Haass, who had served in various Republican administrations prior to taking on a leadership role with the non-partisan think tank, added that what ties Israel and the U.S. together is “a commitment to democracy. An undemocratic America could easily distance itself from the Jewish state.”

Norman Ornstein, a renowned political scientist and an Emeritus scholar at the conservative American Enterprise Institute, called it a "staggering kind of tunnel vision, including support for many who may be ardent Christian supporters of Israel, but will not hesitate to be fine with vicious antisemitism to go with racism."

AIPAC surprised the U.S. political world last year by forming a political action committee and officially entering the campaign space for the first time.

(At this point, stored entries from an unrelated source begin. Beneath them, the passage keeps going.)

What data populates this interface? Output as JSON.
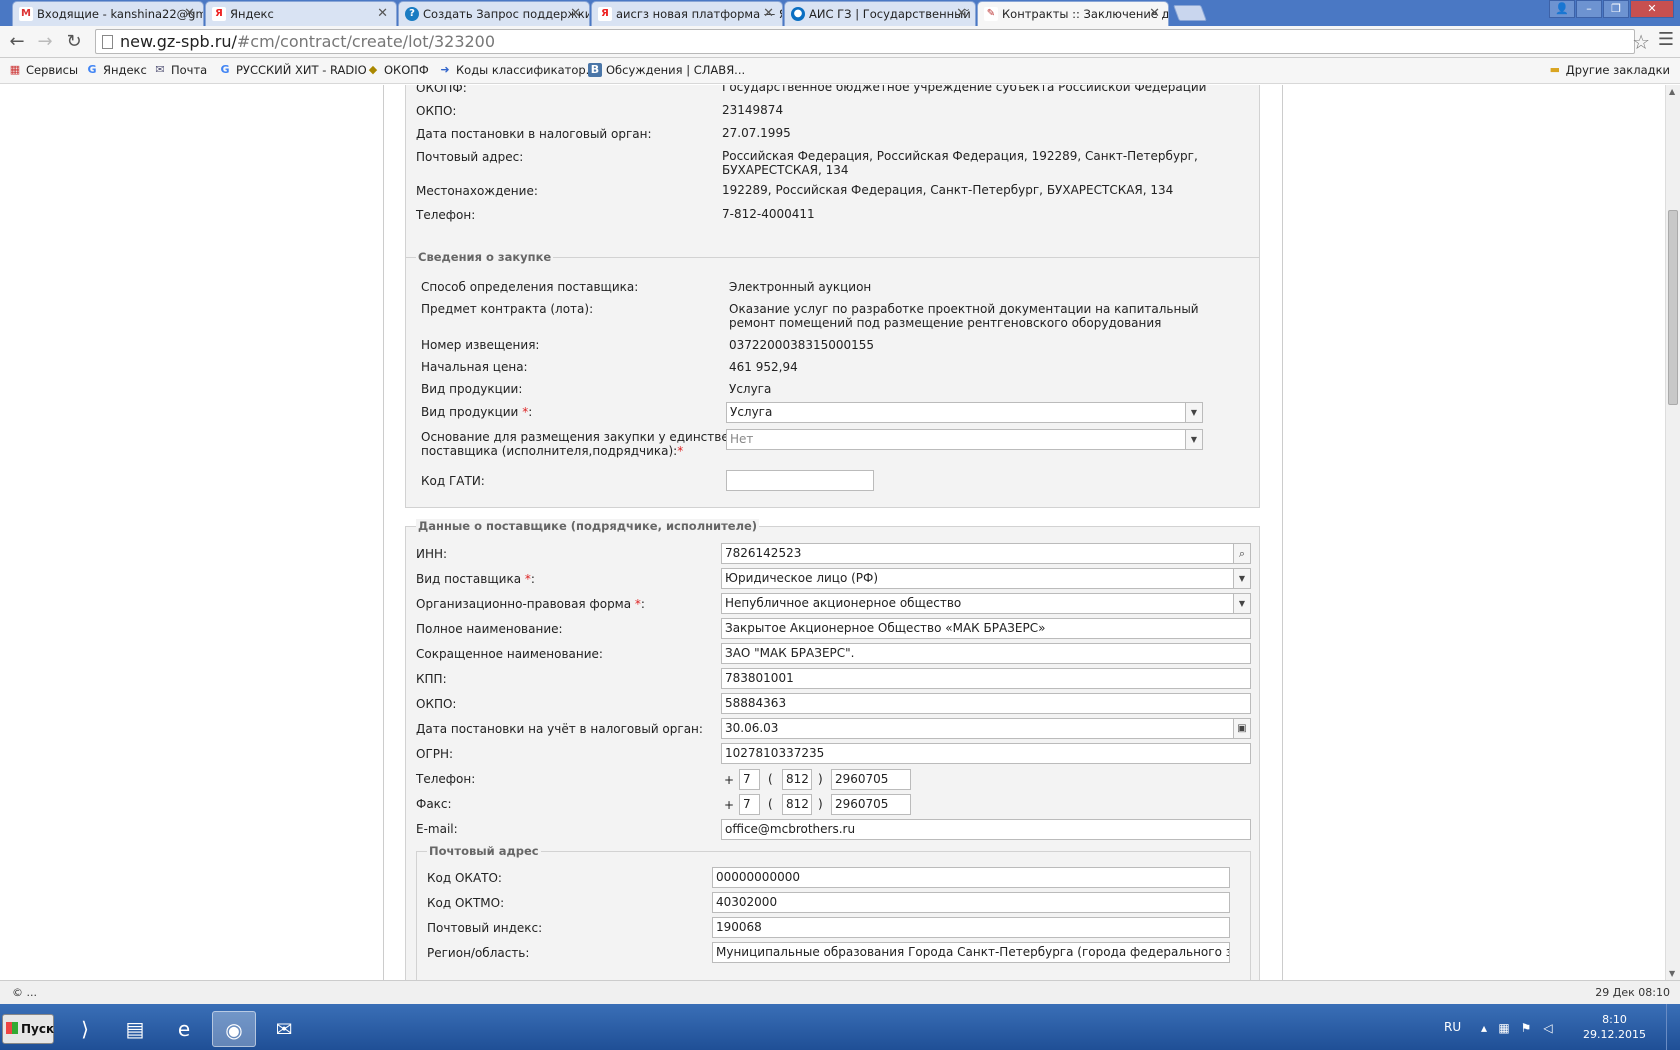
{
  "tabs": [
    {
      "title": "Входящие - kanshina22@gm",
      "fav": "M",
      "color": "#d33"
    },
    {
      "title": "Яндекс",
      "fav": "Я",
      "color": "#e22"
    },
    {
      "title": "Создать Запрос поддержки",
      "fav": "?",
      "color": "#1a7cc2"
    },
    {
      "title": "аисгз новая платформа — Я",
      "fav": "Я",
      "color": "#e22"
    },
    {
      "title": "АИС ГЗ | Государственный",
      "fav": "●",
      "color": "#0a6fc2"
    },
    {
      "title": "Контракты :: Заключение д",
      "fav": "✎",
      "color": "#b33"
    }
  ],
  "address": {
    "host": "new.gz-spb.ru/",
    "path": "#cm/contract/create/lot/323200"
  },
  "bookmarks": [
    {
      "label": "Сервисы",
      "icon": "apps-icon"
    },
    {
      "label": "Яндекс",
      "icon": "google-icon"
    },
    {
      "label": "Почта",
      "icon": "mail-icon"
    },
    {
      "label": "РУССКИЙ ХИТ - RADIO",
      "icon": "google-icon"
    },
    {
      "label": "ОКОПФ",
      "icon": "bookmark-icon"
    },
    {
      "label": "Коды классификатор...",
      "icon": "arrow-icon"
    },
    {
      "label": "Обсуждения | СЛАВЯ...",
      "icon": "vk-icon"
    }
  ],
  "other_bookmarks": "Другие закладки",
  "customer": {
    "okopf_label": "ОКОПФ:",
    "okopf_value": "Государственное бюджетное учреждение субъекта Российской Федерации",
    "okpo_label": "ОКПО:",
    "okpo_value": "23149874",
    "tax_date_label": "Дата постановки в налоговый орган:",
    "tax_date_value": "27.07.1995",
    "postal_label": "Почтовый адрес:",
    "postal_value": "Российская Федерация, Российская Федерация, 192289, Санкт-Петербург, БУХАРЕСТСКАЯ, 134",
    "location_label": "Местонахождение:",
    "location_value": "192289, Российская Федерация, Санкт-Петербург, БУХАРЕСТСКАЯ, 134",
    "phone_label": "Телефон:",
    "phone_value": "7-812-4000411"
  },
  "purchase": {
    "legend": "Сведения о закупке",
    "method_label": "Способ определения поставщика:",
    "method_value": "Электронный аукцион",
    "subject_label": "Предмет контракта (лота):",
    "subject_value": "Оказание услуг по разработке проектной документации на капитальный ремонт помещений под размещение рентгеновского оборудования",
    "notice_label": "Номер извещения:",
    "notice_value": "0372200038315000155",
    "price_label": "Начальная цена:",
    "price_value": "461 952,94",
    "product_type_label": "Вид продукции:",
    "product_type_value": "Услуга",
    "product_type_req_label": "Вид продукции",
    "product_type_select": "Услуга",
    "sole_label_1": "Основание для размещения закупки у единственного",
    "sole_label_2": "поставщика (исполнителя,подрядчика):",
    "sole_select": "Нет",
    "gati_label": "Код ГАТИ:",
    "gati_value": ""
  },
  "supplier": {
    "legend": "Данные о поставщике (подрядчике, исполнителе)",
    "inn_label": "ИНН:",
    "inn_value": "7826142523",
    "kind_label": "Вид поставщика",
    "kind_value": "Юридическое лицо (РФ)",
    "opf_label": "Организационно-правовая форма",
    "opf_value": "Непубличное акционерное общество",
    "full_name_label": "Полное наименование:",
    "full_name_value": "Закрытое Акционерное Общество «МАК БРАЗЕРС»",
    "short_name_label": "Сокращенное наименование:",
    "short_name_value": "ЗАО \"МАК БРАЗЕРС\".",
    "kpp_label": "КПП:",
    "kpp_value": "783801001",
    "okpo_label": "ОКПО:",
    "okpo_value": "58884363",
    "tax_date_label": "Дата постановки на учёт в налоговый орган:",
    "tax_date_value": "30.06.03",
    "ogrn_label": "ОГРН:",
    "ogrn_value": "1027810337235",
    "phone_label": "Телефон:",
    "phone_country": "7",
    "phone_code": "812",
    "phone_number": "2960705",
    "fax_label": "Факс:",
    "fax_country": "7",
    "fax_code": "812",
    "fax_number": "2960705",
    "email_label": "E-mail:",
    "email_value": "office@mcbrothers.ru"
  },
  "postal": {
    "legend": "Почтовый адрес",
    "okato_label": "Код ОКАТО:",
    "okato_value": "00000000000",
    "oktmo_label": "Код ОКТМО:",
    "oktmo_value": "40302000",
    "index_label": "Почтовый индекс:",
    "index_value": "190068",
    "region_label": "Регион/область:",
    "region_value": "Муниципальные образования Города Санкт-Петербурга (города федерального значения)"
  },
  "statusbar": {
    "left": "© ...",
    "right": "29 Дек 08:10"
  },
  "taskbar": {
    "start": "Пуск",
    "lang": "RU",
    "time": "8:10",
    "date": "29.12.2015"
  }
}
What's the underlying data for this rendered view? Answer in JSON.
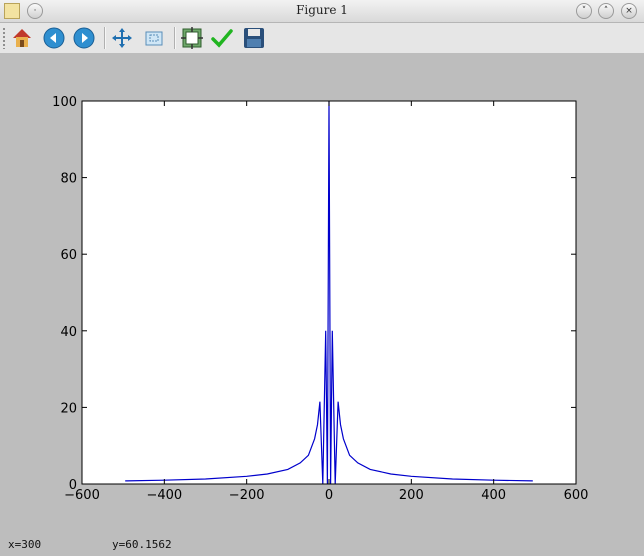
{
  "window": {
    "title": "Figure 1"
  },
  "toolbar": {
    "tools": [
      "home-icon",
      "back-icon",
      "forward-icon",
      "pan-icon",
      "zoom-icon",
      "subplots-icon",
      "edit-icon",
      "save-icon"
    ]
  },
  "status": {
    "x_readout": "x=300",
    "y_readout": "y=60.1562"
  },
  "chart_data": {
    "type": "line",
    "xlim": [
      -600,
      600
    ],
    "ylim": [
      0,
      100
    ],
    "x_ticks": [
      "−600",
      "−400",
      "−200",
      "0",
      "200",
      "400",
      "600"
    ],
    "y_ticks": [
      "0",
      "20",
      "40",
      "60",
      "80",
      "100"
    ],
    "series": [
      {
        "color": "#0000cc",
        "x": [
          -495,
          -400,
          -300,
          -200,
          -150,
          -100,
          -70,
          -50,
          -35,
          -28,
          -22,
          -15,
          -8,
          -4,
          0,
          4,
          8,
          15,
          22,
          28,
          35,
          50,
          70,
          100,
          150,
          200,
          300,
          400,
          495
        ],
        "y": [
          0.8,
          1.0,
          1.3,
          2.0,
          2.6,
          3.8,
          5.5,
          7.5,
          11.8,
          15.5,
          21.5,
          0.0,
          40.0,
          0.0,
          100.0,
          0.0,
          40.0,
          0.0,
          21.5,
          15.5,
          11.8,
          7.5,
          5.5,
          3.8,
          2.6,
          2.0,
          1.3,
          1.0,
          0.8
        ]
      }
    ]
  }
}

Jewish community leaders and former AIPAC officials warned at the time that such a move could endanger the group’s declared political neutrality and the bipartisanship that it has spent decades cultivating.

U.S. Speaker of the House Nancy Pelosi speaking at the 2019 AIPAC conference
U.S. Speaker of the House Nancy Pelosi speaking at the 2019 AIPAC conferenceCredit: Jose Luis Magana /AP

“Unlike other groups which have ideological and partisan agendas, we are a single-issue organization that is focused on our mission of building bipartisan support in Congress to strengthen the U.S.-Israel relationship,” AIPAC spokesman Marshall Wittmann said after the first slate of endorsements were announced.

Upon the announcement of the PACs at the end of 2021, Wittman said “the creation of a PAC and a super PAC is an opportunity to significantly deepen and strengthen the involvement of the pro-Israel community in politics. The PACs will work in a bipartisan way."